Some aspects of the debate about juvenile responsibility are a form of the psycho-legal error. “It wasn’t my client, it was his unformed prefrontal cortex.” We do not know nearly enough about the brain to be able to distinguish reliably between a 17-year old with a fully developed brain and a 29-year old with an underdeveloped one. Or to know whether any “underdevelopment” has anything at all to do with responsibility. So we are forced to draw arbitrary lines. In Roper v. Simmons, the Court drew the line that 17-year old killers cannot be executed. It’s not an unreasonable line but it is an arbitrary one, and of course the controversy in that case was whether it was a constitutionally mandated one.
The psycho-legal error often masks a different kind of error in statistical reasoning. When I teach Roper v. Simmons to my law and neuroscience students, I ask them to raise their hands if they were once teenagers. Then I ask them to keep their hands up if, when they were teenagers, they broke into a woman’s house, kidnapped her, tied her up and threw her off a bridge into a river while she was still alive (which is what Mr. Simmons did). We have no rational basis on which to say that Mr. Simmons’s presumably underdeveloped or otherwise dysfunctional prefrontal cortex “caused” him to do this unspeakable crime.

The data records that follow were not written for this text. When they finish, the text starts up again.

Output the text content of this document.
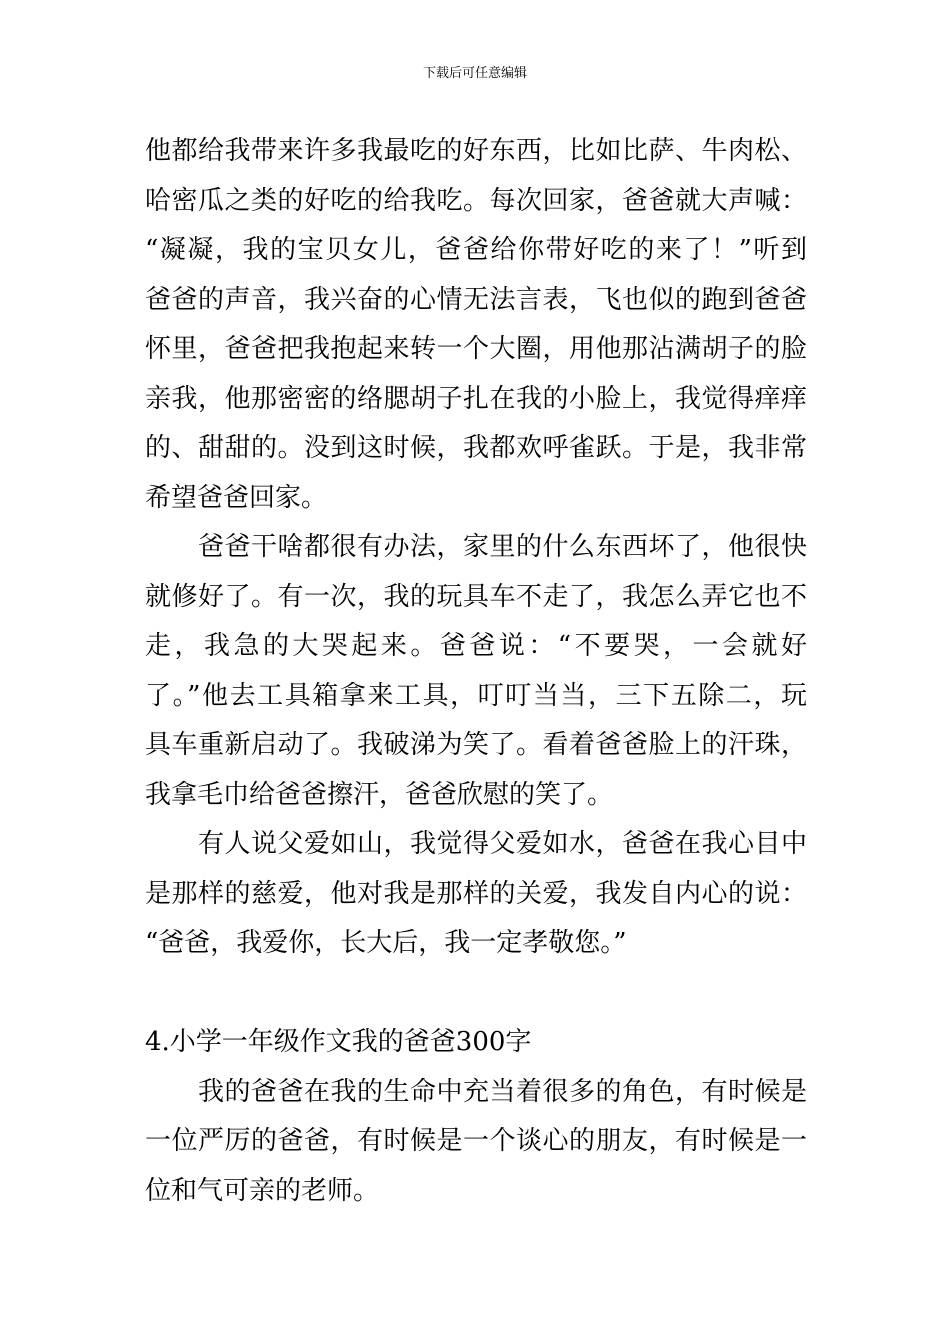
下载后可任意编辑
他都给我带来许多我最吃的好东西，比如比萨、牛肉松、
哈密瓜之类的好吃的给我吃。每次回家，爸爸就大声喊：
“凝凝，我的宝贝女儿，爸爸给你带好吃的来了！”听到
爸爸的声音，我兴奋的心情无法言表，飞也似的跑到爸爸
怀里，爸爸把我抱起来转一个大圈，用他那沾满胡子的脸
亲我，他那密密的络腮胡子扎在我的小脸上，我觉得痒痒
的、甜甜的。没到这时候，我都欢呼雀跃。于是，我非常
希望爸爸回家。
　　爸爸干啥都很有办法，家里的什么东西坏了，他很快
就修好了。有一次，我的玩具车不走了，我怎么弄它也不
走，我急的大哭起来。爸爸说：“不要哭，一会就好
了。”他去工具箱拿来工具，叮叮当当，三下五除二，玩
具车重新启动了。我破涕为笑了。看着爸爸脸上的汗珠，
我拿毛巾给爸爸擦汗，爸爸欣慰的笑了。
　　有人说父爱如山，我觉得父爱如水，爸爸在我心目中
是那样的慈爱，他对我是那样的关爱，我发自内心的说：
“爸爸，我爱你，长大后，我一定孝敬您。”
4.小学一年级作文我的爸爸300字
　　我的爸爸在我的生命中充当着很多的角色，有时候是
一位严厉的爸爸，有时候是一个谈心的朋友，有时候是一
位和气可亲的老师。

Debates about juvenile justice also sometimes mix up responsibility with punishment. We hold our own children responsible for their actions from about the time they learn to talk. English common law drew the line of criminal responsibility at age seven. Indeed, holding children responsible for their actions is one of the important ways we teach them to become responsible adults. In this sense, it is more important to hold children responsible than adults.
It is also becoming increasingly clear that our brains come pre-equipped with deeply held, and largely cultural-invariant, moral intuitions. Even infants have a rudimentary moral knowledge, distinguishing, and preferring, images of “helping” behaviors from those of “hurting” behaviors. We not only hold children responsible, they are generally responsible.
Punishment is quite something else. Humans have an unbroken tradition of gauging the punishment not just to fit the crime but also to fit the criminal. We hold almost everyone responsible for their crimes regardless of their individual situations, but then take those individual situations into consideration when we impose punishment. A 10-year-old shoplifter and a 19-year-old armed robber are both responsible, even though we punish them very differently. We’d have no right to punish them at all, whether as parents or a justice system, unless we first held them responsible.
Notorious trials make riveting theater, but they can also be good reminders of the challenges we face as intensely social species with big strategic brains, bumping into each other as we live our lives and try to follow the rules. Universal and enduring principles of criminal responsibility, including the commands that motive is not excuse and responsibility is not punishment, have helped us, and should continue to help us, navigate these challenges.
Morris Hoffman is a state trial judge in Denver, a member of the John D. and Catherine T. MacArthur Foundation’s Research Network on Law and Neuroscience, and the author of The Punisher’s Brain: The Evolution of Judge and Jury (Cambridge).